I am looking for a way to suspend the laptop, not go to hibernate but power down once a certain amount of time has gone. This avoids swap partitions and secure boot problems, but still saves the battery when not in use.
I found the following possible solution, but since I am not too familiar with Linux I am wondering whether this would work: suspend-then-shutdown sleep option? / Newbie Corner / Arch Linux Forums
$ cat /etc/systemd/system/systemd-suspend.service
[Unit]
Description=Suspend; Shutdown if not used for a period of time
[Service]
Type=oneshot
ExecStart=/usr/local/bin/suspend-then-shutdown
$ cat /usr/local/bin/suspend-then-shutdown
#!/bin/sh
delay=$((2*3600))
start=$(date +%s)
rtcwake -s $delay -m mem
end=$(date +%s)
if [ $((end-start)) -ge $delay ]; then
systemd-run --on-active=5 systemctl poweroff
fi
Please note that I've used this on Debian 11, currently don't have Arch to test but I suppose that it should work with newer systemd as well.
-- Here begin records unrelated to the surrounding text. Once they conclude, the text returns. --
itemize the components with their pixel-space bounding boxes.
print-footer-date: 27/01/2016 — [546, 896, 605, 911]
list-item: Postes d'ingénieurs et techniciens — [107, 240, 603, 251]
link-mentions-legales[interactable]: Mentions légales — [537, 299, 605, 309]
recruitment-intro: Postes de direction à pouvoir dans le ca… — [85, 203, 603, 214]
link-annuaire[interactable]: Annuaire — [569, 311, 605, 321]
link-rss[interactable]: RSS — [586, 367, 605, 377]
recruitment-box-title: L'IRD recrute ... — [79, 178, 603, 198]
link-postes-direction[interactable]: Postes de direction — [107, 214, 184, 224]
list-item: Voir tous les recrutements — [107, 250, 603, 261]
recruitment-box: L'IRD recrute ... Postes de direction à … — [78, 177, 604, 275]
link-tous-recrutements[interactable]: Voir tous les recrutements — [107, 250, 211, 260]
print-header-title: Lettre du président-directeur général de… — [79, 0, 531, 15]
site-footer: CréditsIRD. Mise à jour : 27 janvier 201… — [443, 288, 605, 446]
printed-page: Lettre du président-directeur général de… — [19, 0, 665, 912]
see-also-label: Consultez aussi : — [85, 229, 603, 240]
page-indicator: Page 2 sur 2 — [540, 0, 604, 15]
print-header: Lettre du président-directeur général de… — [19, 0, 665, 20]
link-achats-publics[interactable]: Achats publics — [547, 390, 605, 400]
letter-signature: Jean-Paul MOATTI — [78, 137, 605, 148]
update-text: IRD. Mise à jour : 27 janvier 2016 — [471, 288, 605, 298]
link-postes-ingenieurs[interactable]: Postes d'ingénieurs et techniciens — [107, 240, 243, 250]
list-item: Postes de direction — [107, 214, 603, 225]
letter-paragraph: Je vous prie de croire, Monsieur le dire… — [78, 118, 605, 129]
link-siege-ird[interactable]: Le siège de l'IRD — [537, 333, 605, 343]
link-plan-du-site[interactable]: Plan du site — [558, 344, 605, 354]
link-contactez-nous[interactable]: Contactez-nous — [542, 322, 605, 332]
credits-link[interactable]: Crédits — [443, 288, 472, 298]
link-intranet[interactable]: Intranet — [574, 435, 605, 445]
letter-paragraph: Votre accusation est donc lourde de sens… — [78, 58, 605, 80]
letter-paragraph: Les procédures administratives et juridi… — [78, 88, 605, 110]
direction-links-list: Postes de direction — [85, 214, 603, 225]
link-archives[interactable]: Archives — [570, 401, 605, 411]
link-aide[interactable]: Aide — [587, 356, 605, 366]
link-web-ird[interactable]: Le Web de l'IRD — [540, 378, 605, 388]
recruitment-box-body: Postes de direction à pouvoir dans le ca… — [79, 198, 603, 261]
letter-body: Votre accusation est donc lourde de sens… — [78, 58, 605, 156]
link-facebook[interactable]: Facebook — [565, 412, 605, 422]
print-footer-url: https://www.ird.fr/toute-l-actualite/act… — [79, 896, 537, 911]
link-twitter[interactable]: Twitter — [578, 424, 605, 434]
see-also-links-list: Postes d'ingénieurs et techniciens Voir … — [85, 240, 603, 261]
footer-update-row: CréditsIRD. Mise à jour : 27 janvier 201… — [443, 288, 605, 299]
Note that I've replaced (not overridden) the suspend target, not suspend-than-hibernate, which may seem more appropriate. But invoking systemctl suspend-than-hibernate is refused for me, because I use Secure Boot and lockdown mode doesn't allow hibernation.
UPDATE 2023-06-17: replaced shutdown -h now
by systemd-run [...] poweroff
- it seems like newer systemd doesn't allow entering shutdown when in midst of sleep target.